- Born: Jane Hazen Larkworthy November 27, 1962 Oceanside, New York, U.S.
- Died: June 4, 2025 (aged 62) New Marlborough, Massachusetts, U.S.
- Education: Ithaca College (B.A., 1984)
- Occupations: Beauty editor, journalist, writer
- Spouse(s): Bertrand Garbassi (m. 2006-2025; her death); 2 children

= Jane Larkworthy =

American beauty editor and journalist (1962–2025)

Jane Hazen Larkworthy (November 27, 1962 – June 4, 2025) was an American beauty editor and journalist. She served as executive beauty director at W magazine and was a prominent voice in print beauty journalism during the 1990s and 2000s.

==Early life and education==
Larkworthy was born in Oceanside, New York and raised in nearby Merrick, on Long Island. She was the youngest of three children of William Larkworthy, a hospital community relations director, and Marjean “Midge” (née McKay) Larkworthy, a homemaker, freelance writer, and designer. Her mother died of breast cancer on June 4, 1980, when Jane was 17. She earned a bachelor's degree from Ithaca College in 1984.

==Career==
Larkworthy began her career in the mid‑1980s at Glamour, followed by a position at Mademoiselle. In 1997, she became beauty director of Jane magazine, then later joined W magazine, where she served as executive beauty director from 2000 until 2016.

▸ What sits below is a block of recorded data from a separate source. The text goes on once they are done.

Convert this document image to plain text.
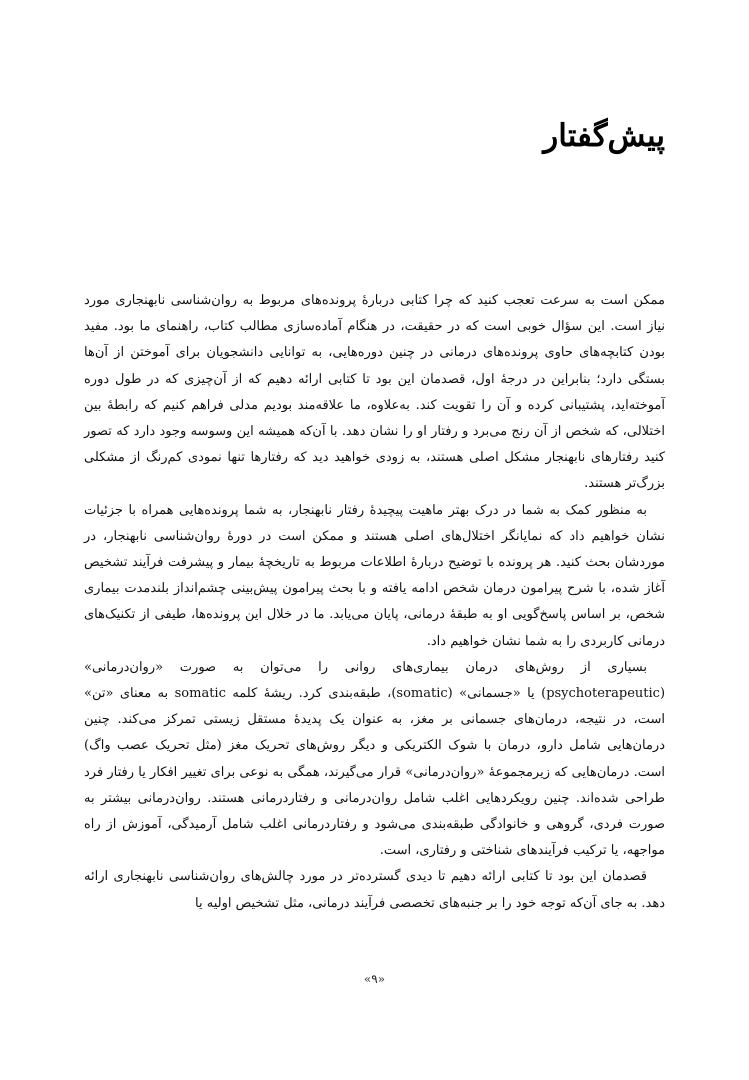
پیش‌گفتار

ممکن است به سرعت تعجب کنید که چرا کتابی دربارهٔ پرونده‌های مربوط به روان‌شناسی نابهنجاری مورد نیاز است. این سؤال خوبی است که در حقیقت، در هنگام آماده‌سازی مطالب کتاب، راهنمای ما بود. مفید بودن کتابچه‌های حاوی پرونده‌های درمانی در چنین دوره‌هایی، به توانایی دانشجویان برای آموختن از آن‌ها بستگی دارد؛ بنابراین در درجهٔ اول، قصدمان این بود تا کتابی ارائه دهیم که از آن‌چیزی که در طول دوره آموخته‌اید، پشتیبانی کرده و آن را تقویت کند. به‌علاوه، ما علاقه‌مند بودیم مدلی فراهم کنیم که رابطهٔ بین اختلالی، که شخص از آن رنج می‌برد و رفتار او را نشان دهد. با آن‌که همیشه این وسوسه وجود دارد که تصور کنید رفتارهای نابهنجار مشکل اصلی هستند، به زودی خواهید دید که رفتارها تنها نمودی کم‌رنگ از مشکلی بزرگ‌تر هستند.

به منظور کمک به شما در درک بهتر ماهیت پیچیدهٔ رفتار نابهنجار، به شما پرونده‌هایی همراه با جزئیات نشان خواهیم داد که نمایانگر اختلال‌های اصلی هستند و ممکن است در دورهٔ روان‌شناسی نابهنجار، در موردشان بحث کنید. هر پرونده با توضیح دربارهٔ اطلاعات مربوط به تاریخچهٔ بیمار و پیشرفت فرآیند تشخیص آغاز شده، با شرح پیرامون درمان شخص ادامه یافته و با بحث پیرامون پیش‌بینی چشم‌انداز بلندمدت بیماری شخص، بر اساس پاسخ‌گویی او به طبقهٔ درمانی، پایان می‌یابد. ما در خلال این پرونده‌ها، طیفی از تکنیک‌های درمانی کاربردی را به شما نشان خواهیم داد.

بسیاری از روش‌های درمان بیماری‌های روانی را می‌توان به صورت «روان‌درمانی» (psychoterapeutic) یا «جسمانی» (somatic)، طبقه‌بندی کرد. ریشهٔ کلمه somatic به معنای «تن» است، در نتیجه، درمان‌های جسمانی بر مغز، به عنوان یک پدیدهٔ مستقل زیستی تمرکز می‌کند. چنین درمان‌هایی شامل دارو، درمان با شوک الکتریکی و دیگر روش‌های تحریک مغز (مثل تحریک عصب واگ) است. درمان‌هایی که زیرمجموعهٔ «روان‌درمانی» قرار می‌گیرند، همگی به نوعی برای تغییر افکار یا رفتار فرد طراحی شده‌اند. چنین رویکردهایی اغلب شامل روان‌درمانی و رفتاردرمانی هستند. روان‌درمانی بیشتر به صورت فردی، گروهی و خانوادگی طبقه‌بندی می‌شود و رفتاردرمانی اغلب شامل آرمیدگی، آموزش از راه مواجهه، یا ترکیب فرآیندهای شناختی و رفتاری، است.

قصدمان این بود تا کتابی ارائه دهیم تا دیدی گسترده‌تر در مورد چالش‌های روان‌شناسی نابهنجاری ارائه دهد. به جای آن‌که توجه خود را بر جنبه‌های تخصصی فرآیند درمانی، مثل تشخیص اولیه یا

«۹»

She contributed as beauty editor-at-large to The Cut and wrote for Air Mail. Her writing was celebrated for its skeptical yet affectionate tone—she described her approach as “weeding out the BS”—and she often paired product insight with dry humor. Memorable lines included: “No one wants to smell like lemon Pledge” and “I wake up with supple skin — and sometimes a craving for Fage.”

Larkworthy also created the cooking blog The Fraudulent Chef and ran a baking-themed Instagram account, @shiksabagels. In her later years, she consulted for beauty brands and became a licensed real estate agent after moving to western Massachusetts during the COVID-19 pandemic.

==Media attention==
In 2007, Larkworthy testified in the high-profile criminal trial of her former boyfriend, Women’s Wear Daily writer Peter Braunstein. Prosecutors alleged the victim in the case had been targeted as a surrogate for Larkworthy.

In 2020, a resurfaced social media comment by Larkworthy was criticized as racially insensitive, and The Cut suspended her from her editorial role.

==Personal life and death==
Larkworthy married Bertrand Garbassi in 2006. Larkworthy died from breast cancer at her home in New Marlborough, Massachusetts on June 4, 2025, aged 62. She was survived by her husband, two stepchildren, two stepgrandchildren, and her siblings Kate and Peter.